Do not use Zcash network difficulty as your Suggested Difficulty. Network difficulty and share difficulty are different.


Listing a Zcash rig as a rig owner

Before listing a Zcash rig, test it through Mining Rig Rentals.

Confirm that:

  • the rig is listed under Equihash/zcash,
  • the ASIC or miner supports Zcash-compatible Equihash,
  • the firmware allows custom pool settings,
  • the miner connects through Mining Rig Rentals,
  • accepted shares increase on a known working Zcash pool,
  • rejected shares remain low,
  • stale shares remain low,
  • the rig maintains stable hashrate,
  • the advertised hashrate reflects real sustained performance,
  • the rig reconnects properly after pool or network changes.

Do not list a Zcash rig based only on the ASIC dashboard showing local hashrate. Verify accepted shares through Mining Rig Rentals and the pool.


Common Zcash setup problems

Wrong Equihash variant

This is the most important issue.

Zcash-compatible Equihash is not the same as Equihash 144,5, 192,7, 210,9, or other variants.

If the wrong variant is selected, the miner may show activity but the pool may reject the work.


Miner connects but no shares are accepted

Possible causes include:

  • wrong algorithm category,
  • wrong pool port,
  • wrong wallet or username format,
  • incorrect password field,
  • ASIC firmware incompatibility,
  • pool difficulty too high,
  • pool-side issue,
  • using a non-Zcash Equihash variant.

Connection status alone does not prove the rental is working. Accepted shares must increase.


High rejected shares

Possible causes include:

  • wrong Equihash variant,
  • unstable ASIC hardware,
  • firmware bug,
  • incorrect pool settings,
  • difficulty mismatch,
  • overheating,
  • bad hashboard,
  • pool rejecting the submitted work.

Check ASIC logs, worker data, and pool-side reject messages.


Pool-side hashrate is lower than expected

Possible causes include:

  • pool reporting delay,
  • high share difficulty,
  • short rental duration,
  • stale or rejected shares,
  • unstable ASIC performance,
  • advertised hashrate set too high,
  • pool-side calculation differences.

Evaluate hashrate over a reasonable period, not only the first few minutes of a rental.


Do not rely on old Zcash miner lists

Older articles may mention miners such as Genoil ZECMiner, nheqminer, early EWBF versions, or other CPU/GPU miners.

Those references are legacy and should not be treated as current Mining Rig Rentals setup guidance.

Instead of relying on a miner name, confirm that the miner or ASIC can:

  • mine Zcash-compatible Equihash,
  • connect through Mining Rig Rentals,
  • submit accepted shares,
  • remain stable,
  • deliver the advertised hashrate.

Testing is the compatibility check that matters.


When to contact support

Contact Mining Rig Rentals support if your Zcash miner works directly with a pool but does not work correctly through Mining Rig Rentals.

Include:

  • rental ID or rig ID,
  • algorithm category selected,
  • ASIC model or miner software,
  • firmware version if available,
  • pool URL and port,
  • wallet or worker format used,
  • password field used, if relevant,
  • screenshots of the pool dashboard,
  • screenshots of the Workers tab,
  • miner logs showing accepted, rejected, or stale shares,
  • approximate time the issue occurred,
  • whether the issue happens on more than one pool.

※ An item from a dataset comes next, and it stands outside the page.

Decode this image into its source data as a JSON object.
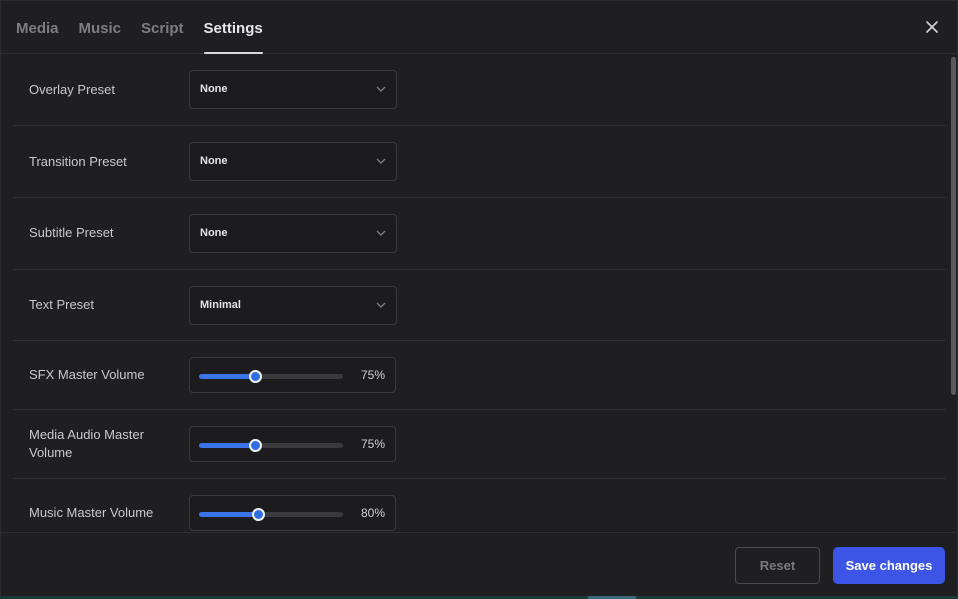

Clear details help determine whether the issue is renter-side, rig-side, pool-side, firmware-side, or platform-side.


Summary

For Zcash, use Equihash/zcash on Mining Rig Rentals.

Do not use old CPU/GPU miner lists as current guidance. Do not use Equihash 144,5 or another Equihash variant for Zcash unless you are intentionally mining a different coin that requires that variant.

Modern Zcash mining is normally ASIC-based. Before renting or listing a Zcash rig, confirm the correct algorithm category, configure the pool correctly, and verify that accepted shares are increasing.